Eén keer neemt hij gas terug. De neonsculptuur More More (2001-2007) is een simplistische weergave van een bloem in een pot. Op de grond ervoor liggen, in drie talen, kopieën van een brief waarin Afifs vader het moment beschrijft waarin hij voor de eerste keer met kunst in aanraking kwam. We lezen dat hij als kind, tijdens een reis naar het Algerijnse platteland initieel de bevolking maar weinig kon appreciëren: “(…) van een Arabisch-zijn dat ik als beschamend ervoer, want het kleefde aan de mensen die ‘inboorlingen’ werden genoemd.
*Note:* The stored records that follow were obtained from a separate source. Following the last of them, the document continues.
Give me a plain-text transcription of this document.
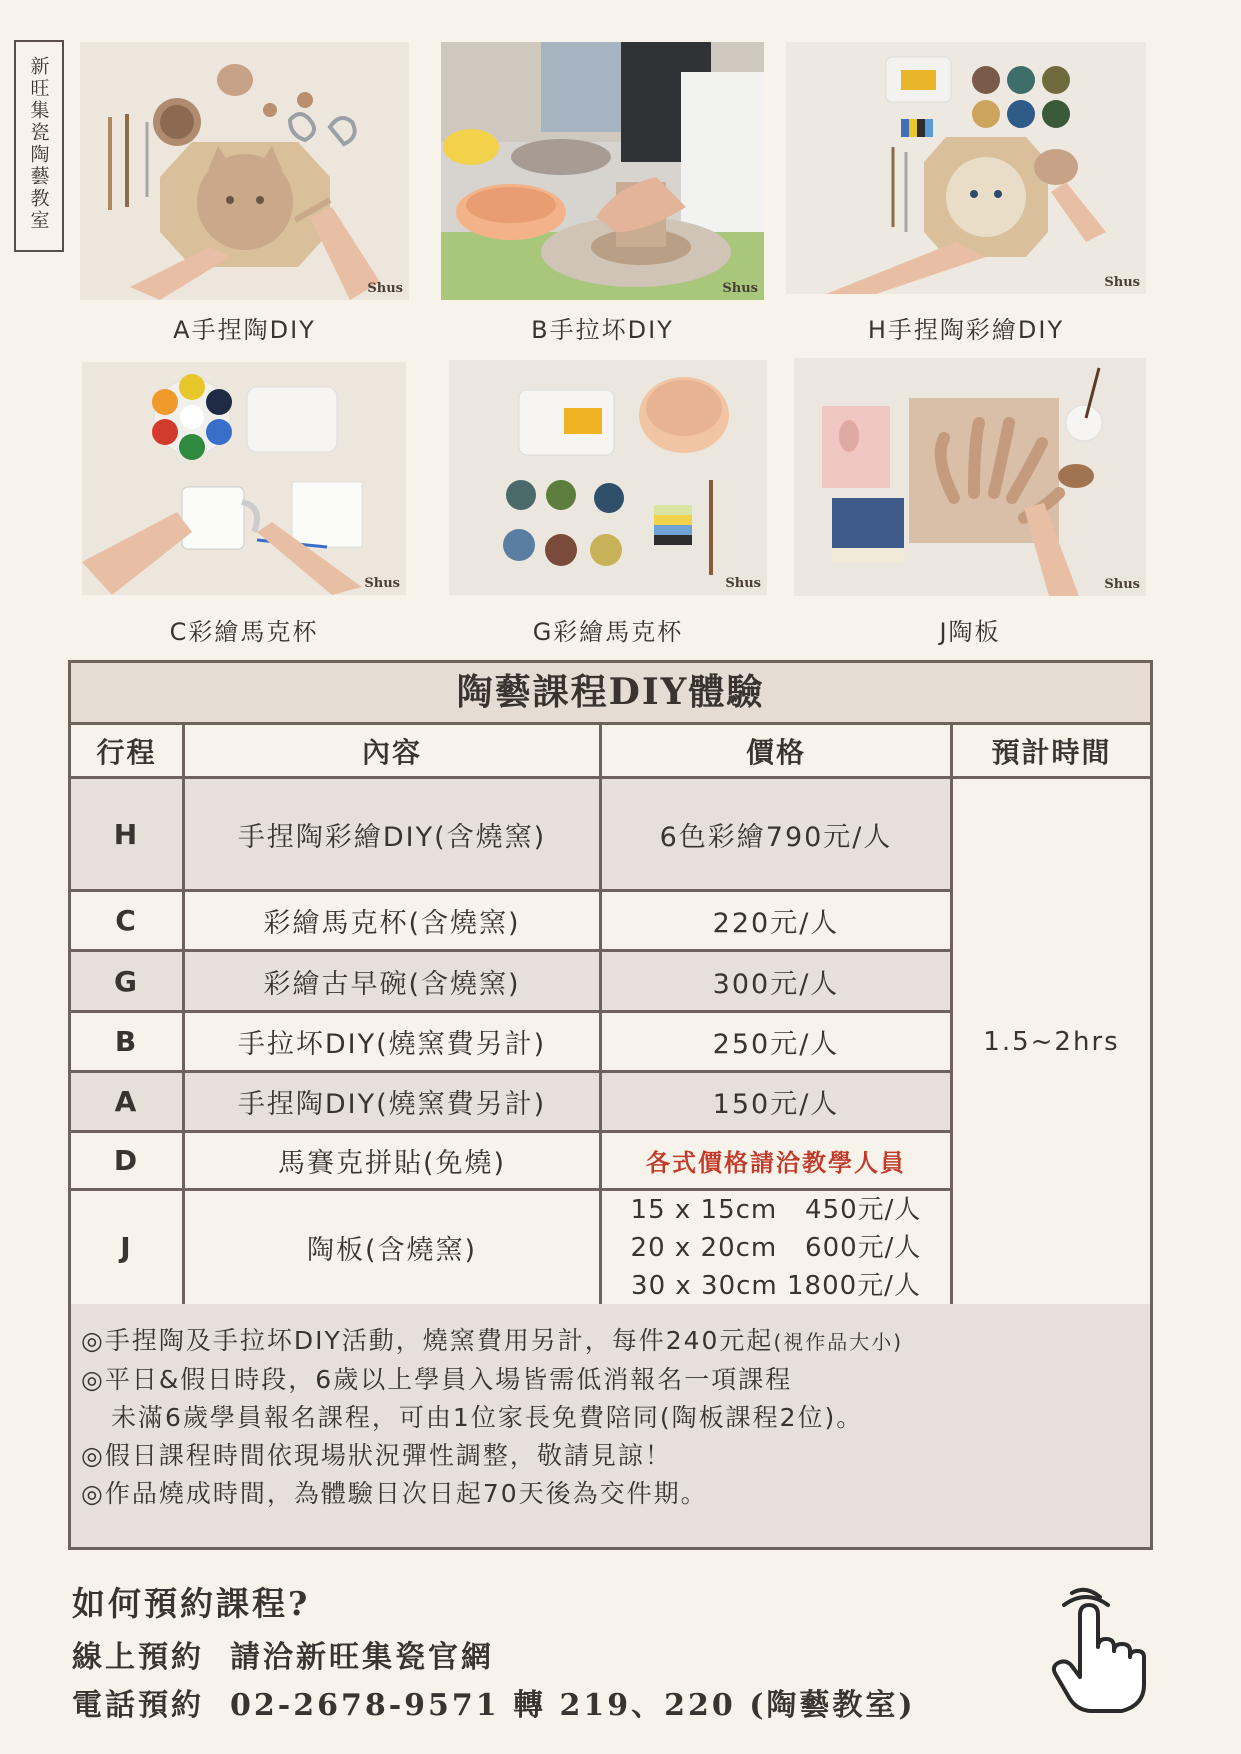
新旺集瓷陶藝教室
Shus
A手捏陶DIY
Shus
B手拉坏DIY
Shus
H手捏陶彩繪DIY
Shus
C彩繪馬克杯
Shus
G彩繪馬克杯
Shus
J陶板
陶藝課程DIY體驗
行程	內容	價格	預計時間
H	手捏陶彩繪DIY(含燒窯)	6色彩繪790元/人
C	彩繪馬克杯(含燒窯)	220元/人
G	彩繪古早碗(含燒窯)	300元/人
B	手拉坏DIY(燒窯費另計)	250元/人
A	手捏陶DIY(燒窯費另計)	150元/人
D	馬賽克拼貼(免燒)	各式價格請洽教學人員
J	陶板(含燒窯)
15 x 15cm   450元/人
20 x 20cm   600元/人
30 x 30cm 1800元/人
1.5~2hrs
◎手捏陶及手拉坏DIY活動，燒窯費用另計，每件240元起(視作品大小)
◎平日&假日時段，6歲以上學員入場皆需低消報名一項課程
未滿6歲學員報名課程，可由1位家長免費陪同(陶板課程2位)。
◎假日課程時間依現場狀況彈性調整，敬請見諒！
◎作品燒成時間，為體驗日次日起70天後為交件期。
如何預約課程?
線上預約 請洽新旺集瓷官網
電話預約 02-2678-9571 轉 219、220 (陶藝教室)
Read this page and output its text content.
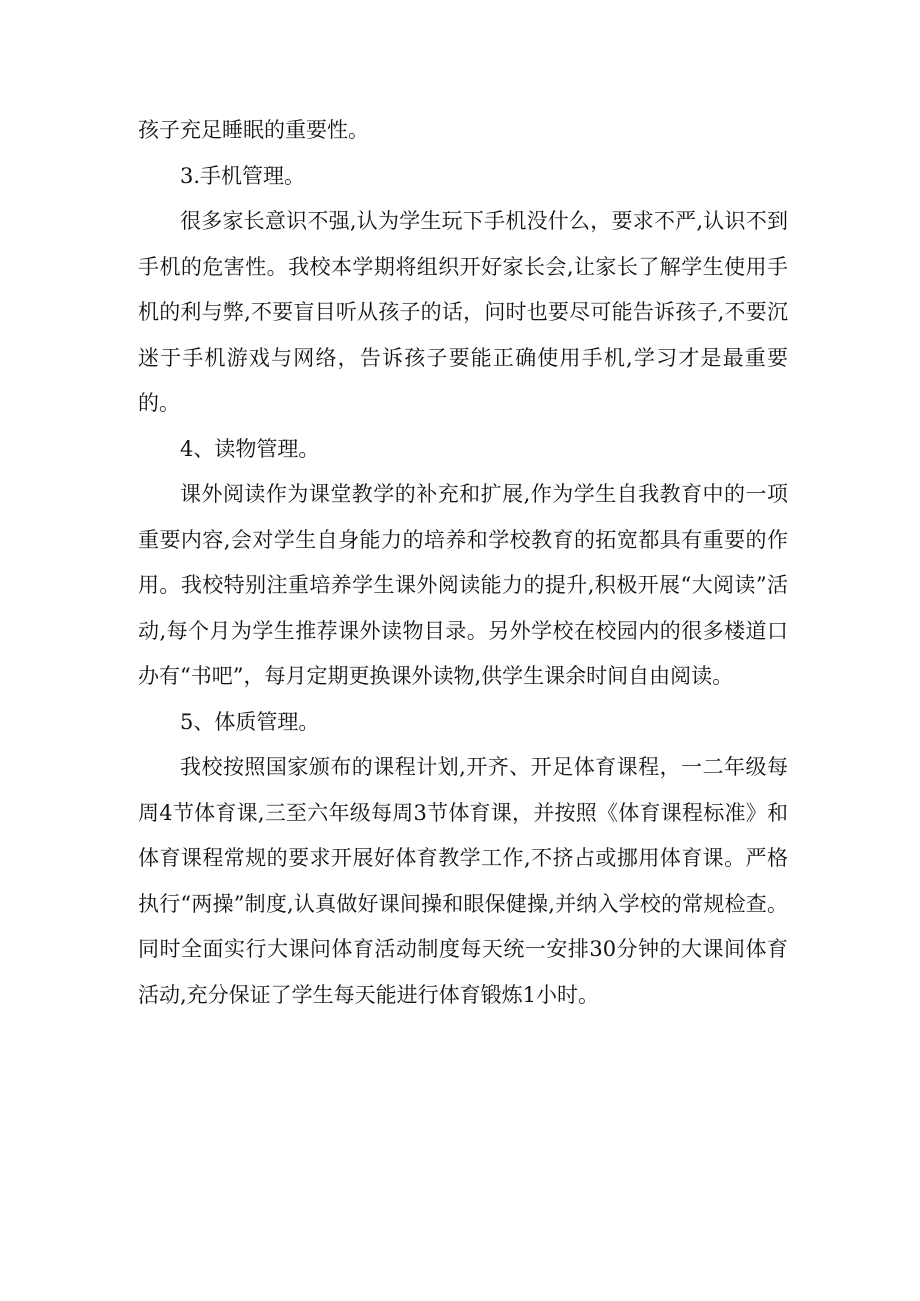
孩子充足睡眠的重要性。

3.手机管理。

很多家长意识不强,认为学生玩下手机没什么，要求不严,认识不到手机的危害性。我校本学期将组织开好家长会,让家长了解学生使用手机的利与弊,不要盲目听从孩子的话，问时也要尽可能告诉孩子,不要沉迷于手机游戏与网络，告诉孩子要能正确使用手机,学习才是最重要的。

4、读物管理。

课外阅读作为课堂教学的补充和扩展,作为学生自我教育中的一项重要内容,会对学生自身能力的培养和学校教育的拓宽都具有重要的作用。我校特别注重培养学生课外阅读能力的提升,积极开展“大阅读”活动,每个月为学生推荐课外读物目录。另外学校在校园内的很多楼道口办有“书吧”，每月定期更换课外读物,供学生课余时间自由阅读。

5、体质管理。

我校按照国家颁布的课程计划,开齐、开足体育课程，一二年级每周4节体育课,三至六年级每周3节体育课，并按照《体育课程标准》和体育课程常规的要求开展好体育教学工作,不挤占或挪用体育课。严格执行“两操”制度,认真做好课间操和眼保健操,并纳入学校的常规检查。同时全面实行大课问体育活动制度每天统一安排30分钟的大课间体育活动,充分保证了学生每天能进行体育锻炼1小时。
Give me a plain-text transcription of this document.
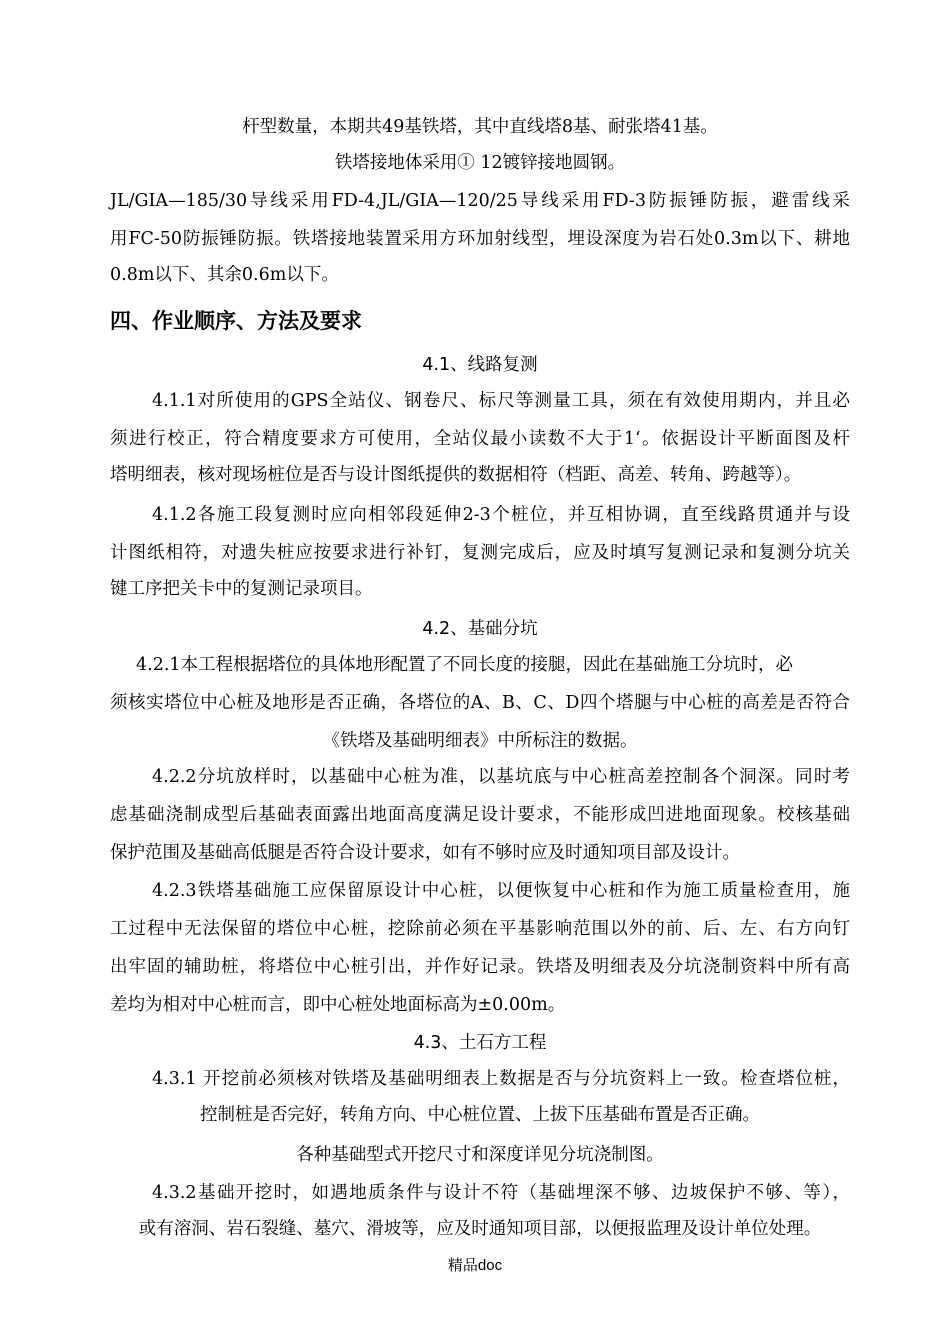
杆型数量，本期共49基铁塔，其中直线塔8基、耐张塔41基。
铁塔接地体采用① 12镀锌接地圆钢。
JL/GIA—185/30导线采用FD-4,JL/GIA—120/25导线采用FD-3防振锤防振，避雷线采
用FC-50防振锤防振。铁塔接地装置采用方环加射线型，埋设深度为岩石处0.3m以下、耕地
0.8m以下、其余0.6m以下。
四、作业顺序、方法及要求
4.1、线路复测
4.1.1对所使用的GPS全站仪、钢卷尺、标尺等测量工具，须在有效使用期内，并且必
须进行校正，符合精度要求方可使用，全站仪最小读数不大于1‘。依据设计平断面图及杆
塔明细表，核对现场桩位是否与设计图纸提供的数据相符（档距、高差、转角、跨越等）。
4.1.2各施工段复测时应向相邻段延伸2-3个桩位，并互相协调，直至线路贯通并与设
计图纸相符，对遗失桩应按要求进行补钉，复测完成后，应及时填写复测记录和复测分坑关
键工序把关卡中的复测记录项目。
4.2、基础分坑
4.2.1本工程根据塔位的具体地形配置了不同长度的接腿，因此在基础施工分坑时，必
须核实塔位中心桩及地形是否正确，各塔位的A、B、C、D四个塔腿与中心桩的高差是否符合
《铁塔及基础明细表》中所标注的数据。
4.2.2分坑放样时，以基础中心桩为准，以基坑底与中心桩高差控制各个洞深。同时考
虑基础浇制成型后基础表面露出地面高度满足设计要求，不能形成凹进地面现象。校核基础
保护范围及基础高低腿是否符合设计要求，如有不够时应及时通知项目部及设计。
4.2.3铁塔基础施工应保留原设计中心桩，以便恢复中心桩和作为施工质量检查用，施
工过程中无法保留的塔位中心桩，挖除前必须在平基影响范围以外的前、后、左、右方向钉
出牢固的辅助桩，将塔位中心桩引出，并作好记录。铁塔及明细表及分坑浇制资料中所有高
差均为相对中心桩而言，即中心桩处地面标高为±0.00m。
4.3、土石方工程
4.3.1 开挖前必须核对铁塔及基础明细表上数据是否与分坑资料上一致。检查塔位桩，
控制桩是否完好，转角方向、中心桩位置、上拔下压基础布置是否正确。
各种基础型式开挖尺寸和深度详见分坑浇制图。
4.3.2基础开挖时，如遇地质条件与设计不符（基础埋深不够、边坡保护不够、等），
或有溶洞、岩石裂缝、墓穴、滑坡等，应及时通知项目部，以便报监理及设计单位处理。
精品doc
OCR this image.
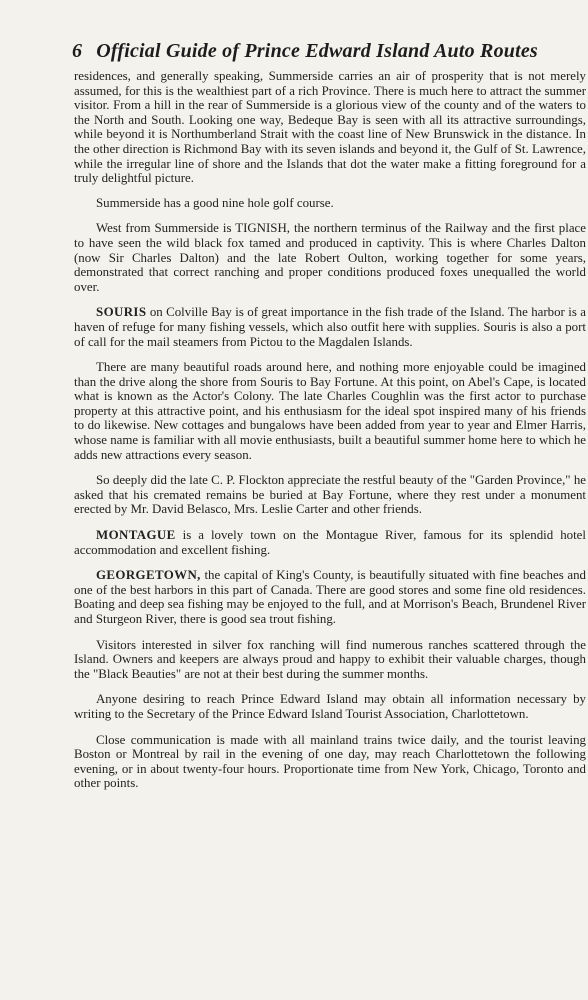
6 Official Guide of Prince Edward Island Auto Routes

residences, and generally speaking, Summerside carries an air of prosperity that is not merely assumed, for this is the wealthiest part of a rich Province. There is much here to attract the summer visitor. From a hill in the rear of Summerside is a glorious view of the county and of the waters to the North and South. Looking one way, Bedeque Bay is seen with all its attractive surroundings, while beyond it is Northumberland Strait with the coast line of New Brunswick in the distance. In the other direction is Richmond Bay with its seven islands and beyond it, the Gulf of St. Lawrence, while the irregular line of shore and the Islands that dot the water make a fitting foreground for a truly delightful picture.

Summerside has a good nine hole golf course.

West from Summerside is TIGNISH, the northern terminus of the Railway and the first place to have seen the wild black fox tamed and produced in captivity. This is where Charles Dalton (now Sir Charles Dalton) and the late Robert Oulton, working together for some years, demonstrated that correct ranching and proper conditions produced foxes unequalled the world over.

SOURIS on Colville Bay is of great importance in the fish trade of the Island. The harbor is a haven of refuge for many fishing vessels, which also outfit here with supplies. Souris is also a port of call for the mail steamers from Pictou to the Magdalen Islands.

There are many beautiful roads around here, and nothing more enjoyable could be imagined than the drive along the shore from Souris to Bay Fortune. At this point, on Abel's Cape, is located what is known as the Actor's Colony. The late Charles Coughlin was the first actor to purchase property at this attractive point, and his enthusiasm for the ideal spot inspired many of his friends to do likewise. New cottages and bungalows have been added from year to year and Elmer Harris, whose name is familiar with all movie enthusiasts, built a beautiful summer home here to which he adds new attractions every season.

So deeply did the late C. P. Flockton appreciate the restful beauty of the "Garden Province," he asked that his cremated remains be buried at Bay Fortune, where they rest under a monument erected by Mr. David Belasco, Mrs. Leslie Carter and other friends.

MONTAGUE is a lovely town on the Montague River, famous for its splendid hotel accommodation and excellent fishing.

GEORGETOWN, the capital of King's County, is beautifully situated with fine beaches and one of the best harbors in this part of Canada. There are good stores and some fine old residences. Boating and deep sea fishing may be enjoyed to the full, and at Morrison's Beach, Brundenel River and Sturgeon River, there is good sea trout fishing.

Visitors interested in silver fox ranching will find numerous ranches scattered through the Island. Owners and keepers are always proud and happy to exhibit their valuable charges, though the "Black Beauties" are not at their best during the summer months.

Anyone desiring to reach Prince Edward Island may obtain all information necessary by writing to the Secretary of the Prince Edward Island Tourist Association, Charlottetown.

Close communication is made with all mainland trains twice daily, and the tourist leaving Boston or Montreal by rail in the evening of one day, may reach Charlottetown the following evening, or in about twenty-four hours. Proportionate time from New York, Chicago, Toronto and other points.
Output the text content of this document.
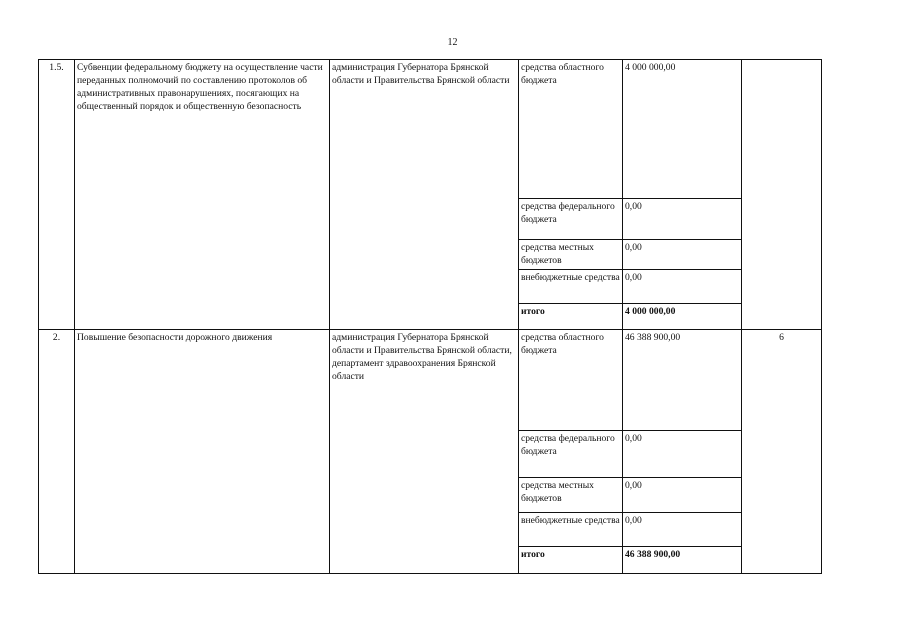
12
1.5.	Субвенции федеральному бюджету на осуществление части переданных полномочий по составлению протоколов об административных правонарушениях, посягающих на общественный порядок и общественную безопасность	администрация Губернатора Брянской области и Правительства Брянской области	средства областного бюджета	4 000 000,00	
			средства федерального бюджета	0,00	
			средства местных бюджетов	0,00	
			внебюджетные средства	0,00	
			итого	4 000 000,00	
2.	Повышение безопасности дорожного движения	администрация Губернатора Брянской области и Правительства Брянской области, департамент здравоохранения Брянской области	средства областного бюджета	46 388 900,00	6
			средства федерального бюджета	0,00	
			средства местных бюджетов	0,00	
			внебюджетные средства	0,00	
			итого	46 388 900,00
En deze plattelands-Arabieren waren nog meer Arabisch dan die in de stad!”. Na een mistroostige periode kwam Afifs vader in aanraking met een oude vrouw. Zij schilderde op een muur in een snelle doch ingetogen haal de bloem in de pot. Ook in dit werk staat opnieuw de waarneming van de toeschouwer centraal, hetzij zonder al die soms protserig aanvoelende verwijzingen. Precies omwille van die directheid piekt hier de tentoonstelling Paroles. Of zoals de brief besluit: “Dat ene gebaar, de grondeloosheid ervan, bracht in mijn ogen al die dorpelingen terug in de schoot van de mensheid. Vechten tegen de heerschappij van het vanzelfsprekende: mijn definitie van wat mens-zijn is, is nog steeds niet veranderd.”